Now that we've heard back about the DPIA, I've gone ahead and posted comms in slack, giving folks until 2021-01-11 to fully define the collaborators they need.

digitalronin commented 3 years ago

After 2021-01-11, we should also restrict who can invite collaborators to our org: https://docs.github.com/en/free-pro-team@latest/github/setting-up-and-managing-your-[…]ing-repository-management-policies-in-your-enterprise-account

Then, any collaborations will have to be created via PRs to the collaborators repo.

digitalronin commented 3 years ago

@AntonyBishop

I've added last commit date to the collaborators report so we can see if a given external collaborator is currently active before we delete them.
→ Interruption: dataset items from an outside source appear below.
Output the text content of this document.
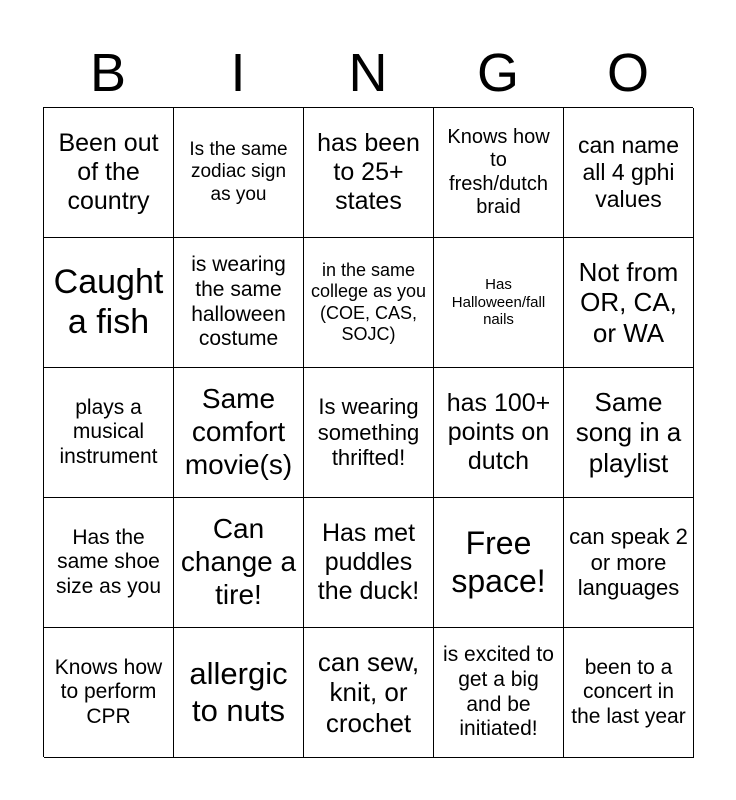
B	I	N	G	O
Been out of the country
Is the same zodiac sign as you
has been to 25+ states
Knows how to fresh/dutch braid
can name all 4 gphi values
Caught a fish
is wearing the same halloween costume
in the same college as you (COE, CAS, SOJC)
Has Halloween/fall nails
Not from OR, CA, or WA
plays a musical instrument
Same comfort movie(s)
Is wearing something thrifted!
has 100+ points on dutch
Same song in a playlist
Has the same shoe size as you
Can change a tire!
Has met puddles the duck!
Free space!
can speak 2 or more languages
Knows how to perform CPR
allergic to nuts
can sew, knit, or crochet
is excited to get a big and be initiated!
been to a concert in the last year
I've also added anchor tags, so we can send people URLs linking to specific repos, like this:

https://operations-engineering-reports.cloud-platform.service.justice.gov.uk/github_collaborators#bichard7-next

(To grab the URL for a repo, click the </> next to it's name, and then copy the URL from the browser address bar)

Question: What counts as "currently active"?

i.e. how recently does someone need to have committed to a repo for us to chase them rather than just remove them?

I'm thinking maybe 6 months, which would mean if they last committed before 2020-07-11, they just get removed.

What do you think?

AntonyBishop commented 3 years ago

Thanks @digitalronin I think 6 months is also a reasonable period of time. We can review dependant on any feedback we get.

digitalronin commented 3 years ago

The first iteration of this is done. I'll raise a ticket (#104) for the next steps, but those can wait a while.